Michael Moore réussit une fois de plus à poser sa caméra là où les médias traditionnels ne la posent plus depuis longtemps, pour diverses raisons. Toquant aux portes de tout le monde, il n’obtient en général que des réponses de ceux qui n’ont rien à cacher, et les services de sécurité pour les autres.

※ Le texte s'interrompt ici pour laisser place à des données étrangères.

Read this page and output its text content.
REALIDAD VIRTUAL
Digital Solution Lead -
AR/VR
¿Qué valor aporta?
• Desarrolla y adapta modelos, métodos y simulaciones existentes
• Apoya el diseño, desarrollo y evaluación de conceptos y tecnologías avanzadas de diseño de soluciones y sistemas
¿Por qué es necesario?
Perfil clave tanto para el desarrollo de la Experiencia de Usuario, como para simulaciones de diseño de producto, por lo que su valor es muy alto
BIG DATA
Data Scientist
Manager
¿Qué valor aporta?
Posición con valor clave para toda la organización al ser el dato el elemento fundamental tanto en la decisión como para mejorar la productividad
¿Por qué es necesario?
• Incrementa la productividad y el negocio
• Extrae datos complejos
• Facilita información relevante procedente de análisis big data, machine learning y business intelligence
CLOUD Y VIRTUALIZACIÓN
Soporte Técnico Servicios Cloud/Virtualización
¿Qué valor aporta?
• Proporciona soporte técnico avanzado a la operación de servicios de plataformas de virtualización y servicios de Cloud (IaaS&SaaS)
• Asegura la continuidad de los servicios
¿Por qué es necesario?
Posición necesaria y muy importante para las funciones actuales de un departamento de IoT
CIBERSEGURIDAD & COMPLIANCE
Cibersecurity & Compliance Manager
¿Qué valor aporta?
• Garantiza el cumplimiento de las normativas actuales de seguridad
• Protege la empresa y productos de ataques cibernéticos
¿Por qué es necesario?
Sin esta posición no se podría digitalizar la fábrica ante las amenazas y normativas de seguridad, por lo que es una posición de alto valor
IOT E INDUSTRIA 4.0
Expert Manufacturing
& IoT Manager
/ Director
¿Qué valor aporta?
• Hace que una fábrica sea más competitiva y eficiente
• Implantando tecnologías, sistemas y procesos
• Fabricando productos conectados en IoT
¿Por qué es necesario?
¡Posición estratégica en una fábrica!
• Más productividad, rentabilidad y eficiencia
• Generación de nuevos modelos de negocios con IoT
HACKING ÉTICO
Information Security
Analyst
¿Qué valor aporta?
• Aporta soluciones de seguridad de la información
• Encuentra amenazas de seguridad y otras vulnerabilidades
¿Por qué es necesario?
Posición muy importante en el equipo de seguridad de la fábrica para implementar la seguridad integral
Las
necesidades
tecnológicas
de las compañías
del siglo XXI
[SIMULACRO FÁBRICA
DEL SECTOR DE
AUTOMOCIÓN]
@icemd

Cette fois-ci, c’est la fameuse “crise économique” qui titille le fouineur un peu costaud. A qui profite le crime, s’interroge-t-il ? Pourquoi -et comment- les banques ont tenté de taper une dernière fois dans la caisse avant l’élection d’Obama ? Comment est-ce possible que les américains les plus pauvres se fassent expulser manu-militari de leur maison, au profit de leur banque, alors que ce sont leurs impôts qui ont payé les quelques 700 milliards de dollars offerts quasiment sans condition par le gouvernement Bush et son administration fiscale afin de les sauver ?
Pointant les aberrations d’un système creusant de plus en plus l’écart entre les riches et les pauvres, au point que tout devienne source de revenu, Michael Moore tape du poing sur la table et invite le spectateur à un grand élan de révolution. Une goutte d’eau dans l’océan ?
Brice
Capitalism : A love story, de Michael Moore. Sortie le 25 novembre 2009. 2h02.